When we are looking for answers to guide our options trading, whether it’s analysis of current market action or potential moves, we tend to reach for the brightest, most experienced pundits and listen to their stock market predictions. This is natural. When we’re uncertain, it is so helpful for someone – anyone – to point us in the right direction.
However, we have to be careful who we are listening to, as the narrative presented may only serve to feed an ego or position. It’s the age-old game of making sure the curve fits the data to represent a specific point of view, trend or outcome. A bull will view data a certain way, while a bear will look at it from the opposite viewpoint.
So how do you know what to listen to?
3 stock market predictions to ignore
1 – Market forecasts that aren’t plausible
The business media is notorious for shining a very bright spotlight on outlandish predictions or market forecasts. After all, it’s about the ratings game. If everyone tunes in to listen to some “expert” talking head, that person’s narrative will fit the script.
If something you hear on TV sounds crazy, do your homework. What are the charts and technicals telling you?
2 – “Markets in turmoil” specials
When markets are on the ropes and investors seem in dire need of help, CNBC will often trot out a “markets in turmoil” special.

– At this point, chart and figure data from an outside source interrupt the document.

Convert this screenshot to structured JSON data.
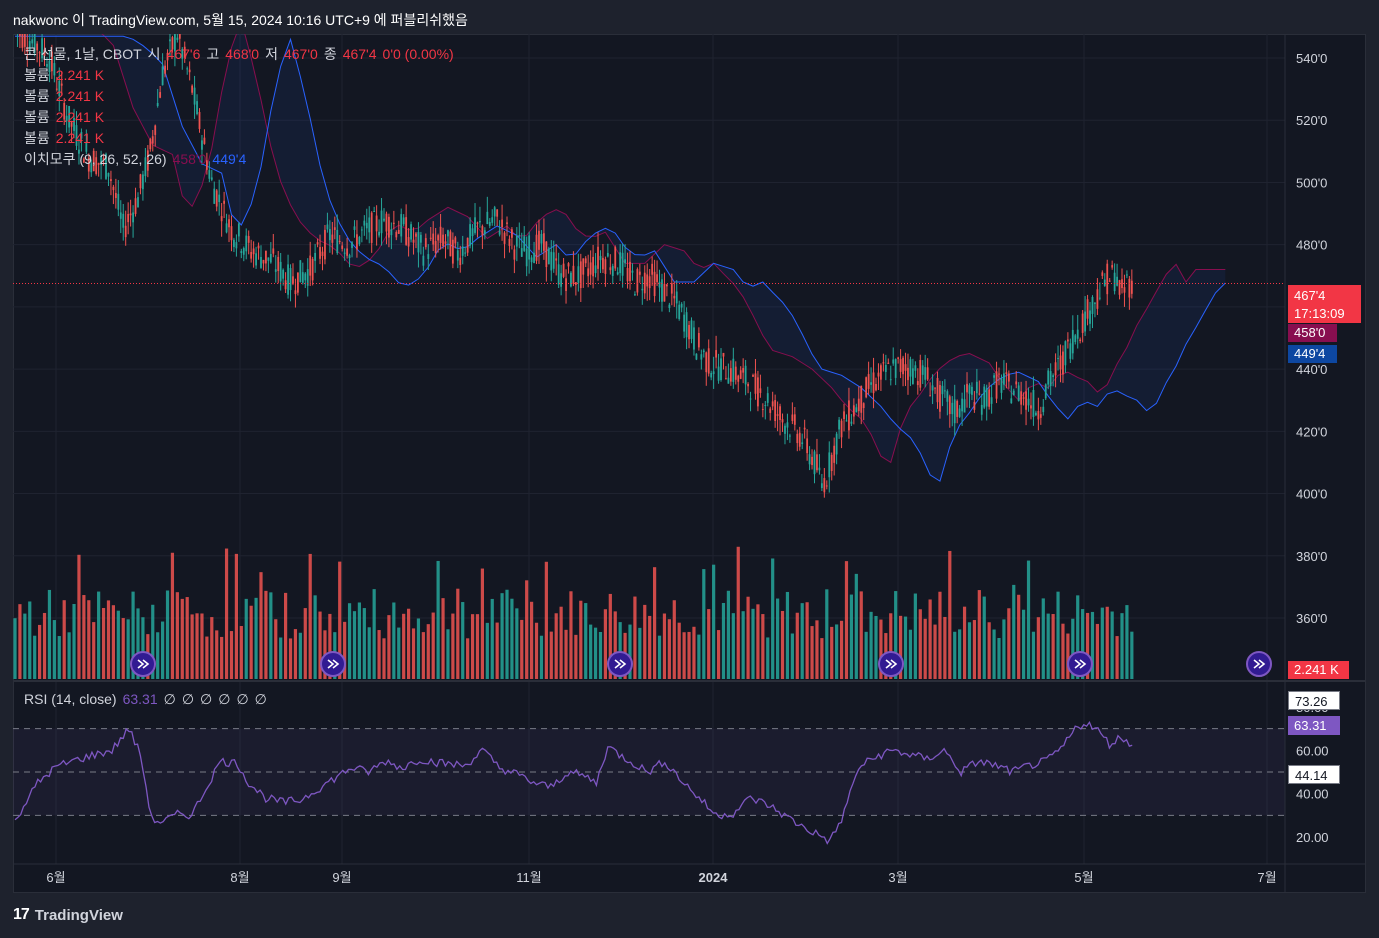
{
  "header": {
    "published_by": "nakwonc 이 TradingView.com, 5월 15, 2024 10:16 UTC+9 에 퍼블리쉬했음"
  },
  "legend": {
    "symbol": "콘 선물, 1날, CBOT",
    "open_label": "시",
    "open": "467'6",
    "high_label": "고",
    "high": "468'0",
    "low_label": "저",
    "low": "467'0",
    "close_label": "종",
    "close": "467'4",
    "change": "0'0 (0.00%)",
    "volume_rows": [
      {
        "label": "볼륨",
        "value": "2.241 K"
      },
      {
        "label": "볼륨",
        "value": "2.241 K"
      },
      {
        "label": "볼륨",
        "value": "2.241 K"
      },
      {
        "label": "볼륨",
        "value": "2.241 K"
      }
    ],
    "ichimoku_label": "이치모쿠 (9, 26, 52, 26)",
    "ichimoku_a": "458'0",
    "ichimoku_b": "449'4"
  },
  "rsi_legend": {
    "label": "RSI (14, close)",
    "value": "63.31",
    "extras": [
      "∅",
      "∅",
      "∅",
      "∅",
      "∅",
      "∅"
    ]
  },
  "price_tags": {
    "last": "467'4",
    "countdown": "17:13:09",
    "span_a": "458'0",
    "span_b": "449'4",
    "volume": "2.241 K",
    "rsi_upper": "73.26",
    "rsi_value": "63.31",
    "rsi_lower": "44.14"
  },
  "colors": {
    "up": "#26a69a",
    "down": "#ef5350",
    "rsi": "#7e57c2",
    "span_a": "#880e4f",
    "span_b": "#2962ff"
  },
  "footer": {
    "brand": "TradingView"
  },
  "chart_data": {
    "type": "candlestick",
    "price_axis": {
      "ticks": [
        "540'0",
        "520'0",
        "500'0",
        "480'0",
        "460'0",
        "440'0",
        "420'0",
        "400'0",
        "380'0",
        "360'0"
      ],
      "tick_values": [
        540,
        520,
        500,
        480,
        460,
        440,
        420,
        400,
        380,
        360
      ]
    },
    "time_axis": {
      "labels": [
        "6월",
        "8월",
        "9월",
        "11월",
        "2024",
        "3월",
        "5월",
        "7월"
      ]
    },
    "series": [
      {
        "name": "콘 선물",
        "description": "daily OHLC approx",
        "path": [
          [
            0,
            549
          ],
          [
            8,
            545
          ],
          [
            14,
            540
          ],
          [
            22,
            520
          ],
          [
            30,
            508
          ],
          [
            38,
            505
          ],
          [
            44,
            485
          ],
          [
            50,
            495
          ],
          [
            55,
            510
          ],
          [
            60,
            535
          ],
          [
            66,
            548
          ],
          [
            72,
            530
          ],
          [
            80,
            500
          ],
          [
            88,
            485
          ],
          [
            96,
            478
          ],
          [
            104,
            475
          ],
          [
            112,
            468
          ],
          [
            120,
            472
          ],
          [
            128,
            483
          ],
          [
            136,
            480
          ],
          [
            142,
            484
          ],
          [
            150,
            488
          ],
          [
            158,
            485
          ],
          [
            166,
            478
          ],
          [
            174,
            482
          ],
          [
            180,
            477
          ],
          [
            188,
            485
          ],
          [
            196,
            488
          ],
          [
            203,
            480
          ],
          [
            208,
            478
          ],
          [
            214,
            480
          ],
          [
            222,
            470
          ],
          [
            230,
            470
          ],
          [
            238,
            476
          ],
          [
            246,
            474
          ],
          [
            252,
            468
          ],
          [
            258,
            470
          ],
          [
            264,
            465
          ],
          [
            268,
            462
          ],
          [
            273,
            455
          ],
          [
            277,
            448
          ],
          [
            282,
            442
          ],
          [
            290,
            440
          ],
          [
            298,
            436
          ],
          [
            306,
            430
          ],
          [
            312,
            424
          ],
          [
            318,
            420
          ],
          [
            322,
            415
          ],
          [
            326,
            408
          ],
          [
            328,
            403
          ],
          [
            330,
            406
          ],
          [
            332,
            412
          ],
          [
            336,
            422
          ],
          [
            342,
            428
          ],
          [
            348,
            435
          ],
          [
            356,
            440
          ],
          [
            362,
            441
          ],
          [
            370,
            438
          ],
          [
            376,
            431
          ],
          [
            382,
            426
          ],
          [
            388,
            432
          ],
          [
            394,
            430
          ],
          [
            400,
            436
          ],
          [
            404,
            434
          ],
          [
            410,
            432
          ],
          [
            416,
            427
          ],
          [
            420,
            435
          ],
          [
            426,
            443
          ],
          [
            430,
            450
          ],
          [
            436,
            458
          ],
          [
            440,
            464
          ],
          [
            444,
            469
          ],
          [
            447,
            470
          ],
          [
            450,
            464
          ],
          [
            452,
            468
          ]
        ]
      },
      {
        "name": "RSI",
        "values_hint": "approx path",
        "path": [
          [
            0,
            28
          ],
          [
            8,
            45
          ],
          [
            14,
            52
          ],
          [
            20,
            55
          ],
          [
            28,
            58
          ],
          [
            34,
            60
          ],
          [
            40,
            70
          ],
          [
            44,
            58
          ],
          [
            48,
            28
          ],
          [
            52,
            27
          ],
          [
            58,
            31
          ],
          [
            62,
            30
          ],
          [
            66,
            40
          ],
          [
            72,
            55
          ],
          [
            78,
            54
          ],
          [
            82,
            45
          ],
          [
            88,
            38
          ],
          [
            94,
            36
          ],
          [
            100,
            37
          ],
          [
            106,
            42
          ],
          [
            112,
            47
          ],
          [
            118,
            52
          ],
          [
            124,
            50
          ],
          [
            130,
            55
          ],
          [
            136,
            52
          ],
          [
            142,
            56
          ],
          [
            150,
            54
          ],
          [
            158,
            53
          ],
          [
            164,
            60
          ],
          [
            170,
            52
          ],
          [
            176,
            49
          ],
          [
            182,
            45
          ],
          [
            188,
            43
          ],
          [
            194,
            50
          ],
          [
            200,
            48
          ],
          [
            204,
            45
          ],
          [
            208,
            62
          ],
          [
            212,
            58
          ],
          [
            216,
            55
          ],
          [
            222,
            50
          ],
          [
            228,
            55
          ],
          [
            234,
            46
          ],
          [
            240,
            38
          ],
          [
            246,
            30
          ],
          [
            252,
            31
          ],
          [
            258,
            38
          ],
          [
            264,
            35
          ],
          [
            270,
            30
          ],
          [
            276,
            25
          ],
          [
            282,
            21
          ],
          [
            286,
            18
          ],
          [
            290,
            28
          ],
          [
            296,
            52
          ],
          [
            302,
            57
          ],
          [
            308,
            60
          ],
          [
            314,
            58
          ],
          [
            320,
            56
          ],
          [
            326,
            60
          ],
          [
            332,
            50
          ],
          [
            338,
            55
          ],
          [
            344,
            53
          ],
          [
            350,
            50
          ],
          [
            356,
            53
          ],
          [
            362,
            55
          ],
          [
            368,
            62
          ],
          [
            372,
            70
          ],
          [
            376,
            73
          ],
          [
            380,
            69
          ],
          [
            384,
            63
          ],
          [
            388,
            66
          ],
          [
            392,
            63
          ]
        ]
      }
    ],
    "rsi_axis": {
      "ticks": [
        "80.00",
        "60.00",
        "40.00",
        "20.00"
      ],
      "tick_values": [
        80,
        60,
        40,
        20
      ],
      "band": [
        30,
        70
      ]
    },
    "volume_last": "2.241 K"
  }
}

This will boost eyeballs late on a Friday evening and scare everyone into watching the program on Sunday night before the Monday open (especially if futures are getting slammed).
Just two weeks ago, markets were fluttering as politics took center stage. Would a new healthcare bill cause the markets to fall? While volatility ratcheted up to a whopping 13% from 11% range (I’m being sarcastic), anxious traders got busy selling. And that turned into another great buying opportunity.

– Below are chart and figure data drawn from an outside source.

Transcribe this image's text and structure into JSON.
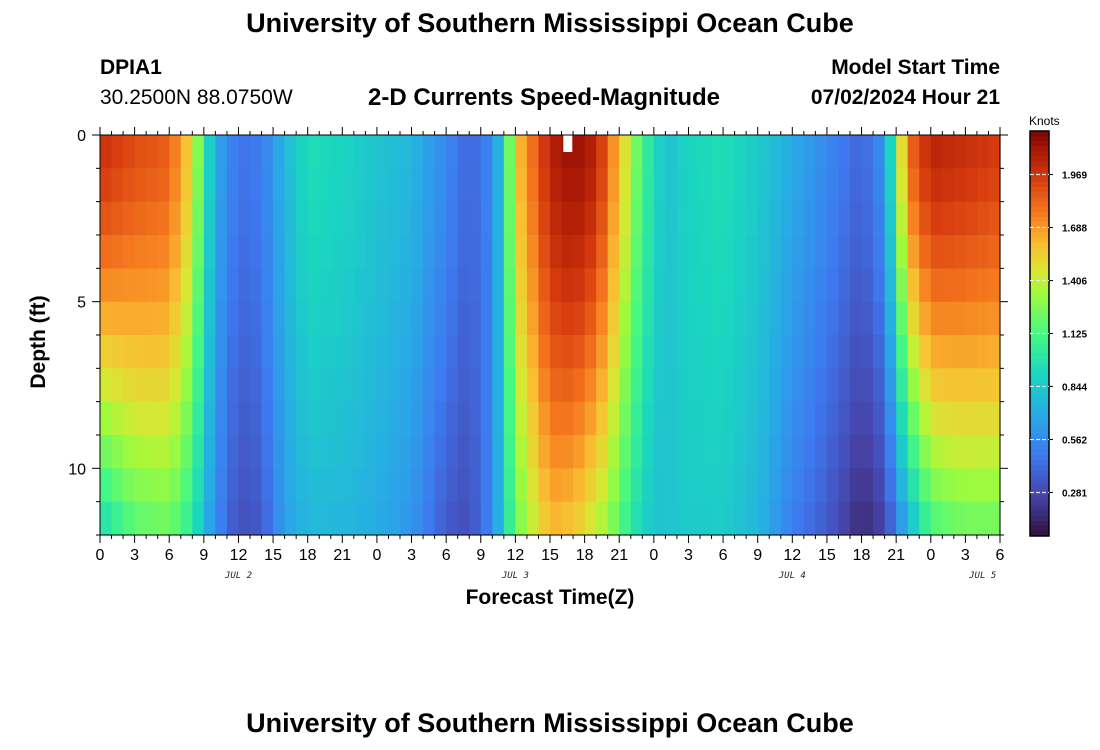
{
  "header": {
    "title": "University of Southern Mississippi Ocean Cube",
    "station_id": "DPIA1",
    "station_coords": "30.2500N  88.0750W",
    "subtitle": "2-D Currents Speed-Magnitude",
    "start_label": "Model Start Time",
    "start_value": "07/02/2024 Hour 21"
  },
  "footer": {
    "title": "University of Southern Mississippi Ocean Cube"
  },
  "chart_data": {
    "type": "heatmap",
    "title": "2-D Currents Speed-Magnitude",
    "xlabel": "Forecast Time(Z)",
    "ylabel": "Depth (ft)",
    "x_tick_labels": [
      "0",
      "3",
      "6",
      "9",
      "12",
      "15",
      "18",
      "21",
      "0",
      "3",
      "6",
      "9",
      "12",
      "15",
      "18",
      "21",
      "0",
      "3",
      "6",
      "9",
      "12",
      "15",
      "18",
      "21",
      "0",
      "3",
      "6"
    ],
    "date_labels": [
      {
        "label": "JUL 2",
        "tick_index": 4
      },
      {
        "label": "JUL 3",
        "tick_index": 12
      },
      {
        "label": "JUL 4",
        "tick_index": 20
      },
      {
        "label": "JUL 5",
        "tick_index": 25.5
      }
    ],
    "x_range_hours": [
      0,
      78
    ],
    "y_tick_labels": [
      "0",
      "5",
      "10"
    ],
    "y_range_ft": [
      0,
      12
    ],
    "colorbar": {
      "unit": "Knots",
      "ticks": [
        "1.969",
        "1.688",
        "1.406",
        "1.125",
        "0.844",
        "0.562",
        "0.281"
      ],
      "tick_values": [
        1.969,
        1.688,
        1.406,
        1.125,
        0.844,
        0.562,
        0.281
      ],
      "range": [
        0.05,
        2.2
      ]
    },
    "surface_speed_profile": [
      {
        "hour": 0,
        "value": 2.0
      },
      {
        "hour": 3,
        "value": 1.9
      },
      {
        "hour": 6,
        "value": 1.85
      },
      {
        "hour": 8,
        "value": 1.5
      },
      {
        "hour": 9,
        "value": 1.05
      },
      {
        "hour": 10,
        "value": 0.7
      },
      {
        "hour": 12,
        "value": 0.45
      },
      {
        "hour": 14,
        "value": 0.5
      },
      {
        "hour": 16,
        "value": 0.75
      },
      {
        "hour": 18,
        "value": 0.95
      },
      {
        "hour": 21,
        "value": 0.9
      },
      {
        "hour": 24,
        "value": 0.82
      },
      {
        "hour": 27,
        "value": 0.75
      },
      {
        "hour": 30,
        "value": 0.55
      },
      {
        "hour": 32,
        "value": 0.4
      },
      {
        "hour": 34,
        "value": 0.55
      },
      {
        "hour": 35,
        "value": 0.9
      },
      {
        "hour": 36,
        "value": 1.55
      },
      {
        "hour": 39,
        "value": 2.05
      },
      {
        "hour": 41,
        "value": 2.15
      },
      {
        "hour": 43,
        "value": 2.05
      },
      {
        "hour": 45,
        "value": 1.6
      },
      {
        "hour": 47,
        "value": 1.1
      },
      {
        "hour": 49,
        "value": 0.8
      },
      {
        "hour": 51,
        "value": 0.9
      },
      {
        "hour": 54,
        "value": 0.95
      },
      {
        "hour": 57,
        "value": 0.85
      },
      {
        "hour": 60,
        "value": 0.7
      },
      {
        "hour": 63,
        "value": 0.55
      },
      {
        "hour": 66,
        "value": 0.4
      },
      {
        "hour": 68,
        "value": 0.6
      },
      {
        "hour": 69,
        "value": 1.2
      },
      {
        "hour": 70,
        "value": 1.8
      },
      {
        "hour": 72,
        "value": 2.05
      },
      {
        "hour": 75,
        "value": 2.0
      },
      {
        "hour": 78,
        "value": 1.95
      }
    ],
    "bottom_speed_profile": [
      {
        "hour": 0,
        "value": 0.9
      },
      {
        "hour": 3,
        "value": 1.15
      },
      {
        "hour": 6,
        "value": 1.2
      },
      {
        "hour": 8,
        "value": 1.0
      },
      {
        "hour": 10,
        "value": 0.55
      },
      {
        "hour": 12,
        "value": 0.3
      },
      {
        "hour": 14,
        "value": 0.35
      },
      {
        "hour": 16,
        "value": 0.65
      },
      {
        "hour": 18,
        "value": 0.75
      },
      {
        "hour": 21,
        "value": 0.75
      },
      {
        "hour": 24,
        "value": 0.7
      },
      {
        "hour": 27,
        "value": 0.6
      },
      {
        "hour": 30,
        "value": 0.35
      },
      {
        "hour": 32,
        "value": 0.3
      },
      {
        "hour": 34,
        "value": 0.55
      },
      {
        "hour": 36,
        "value": 1.2
      },
      {
        "hour": 39,
        "value": 1.6
      },
      {
        "hour": 41,
        "value": 1.55
      },
      {
        "hour": 44,
        "value": 1.3
      },
      {
        "hour": 46,
        "value": 1.0
      },
      {
        "hour": 48,
        "value": 0.8
      },
      {
        "hour": 51,
        "value": 0.85
      },
      {
        "hour": 54,
        "value": 0.85
      },
      {
        "hour": 57,
        "value": 0.75
      },
      {
        "hour": 60,
        "value": 0.5
      },
      {
        "hour": 63,
        "value": 0.35
      },
      {
        "hour": 66,
        "value": 0.15
      },
      {
        "hour": 68,
        "value": 0.25
      },
      {
        "hour": 70,
        "value": 0.7
      },
      {
        "hour": 72,
        "value": 1.1
      },
      {
        "hour": 75,
        "value": 1.2
      },
      {
        "hour": 78,
        "value": 1.2
      }
    ],
    "missing_cell": {
      "hour": 40.5,
      "depth_ft": 0.3
    }
  }
}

You may say hindsight is 20/20. But if you look back over the past several years, the charts clearly show how these patterns play out. The market will dip to oversold, and then buyers pick up the pieces.
3 – Predictions with no timeline
Lastly, be wary of those making stock market predictions without a timeline. Did you ever hear, “Give ’em a number or give ’em a date – but don’t give ’em both”?

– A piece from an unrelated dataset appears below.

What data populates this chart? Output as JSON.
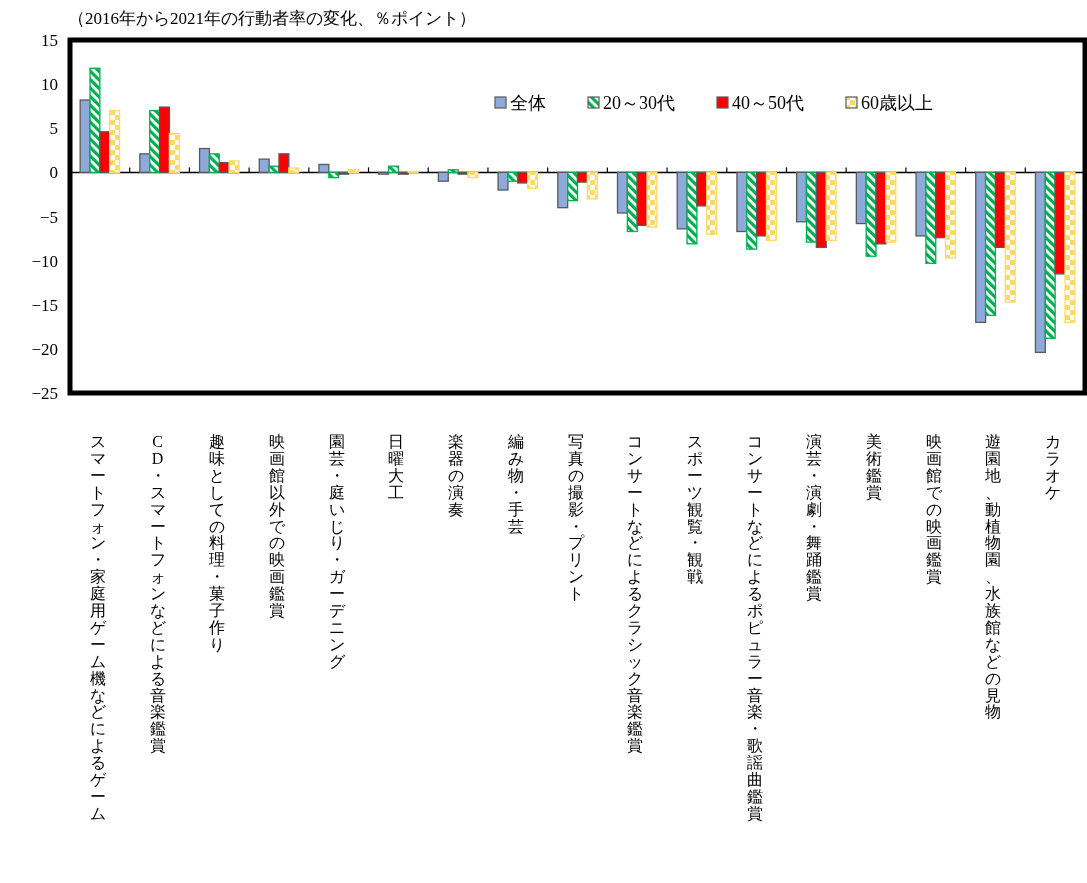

Most predictions don’t come with an expiration date. Since markets go up and down, they will be right eventually. But how long will they be wrong? How much time, energy and opportunity will you waste if you let their words guide you?
(Even worse, market timers expect markets to do exactly what they want, and they even believe they have some influence over price action. This is a topic for another time, though.)
The markets will never lie
Markets don’t lie or make you wait. As I said above, you’ll find answers in the charts and technicals, like price action and volume. Use the time-tested tools of technical analysis, rather than the words of a biased pundit, as your guide.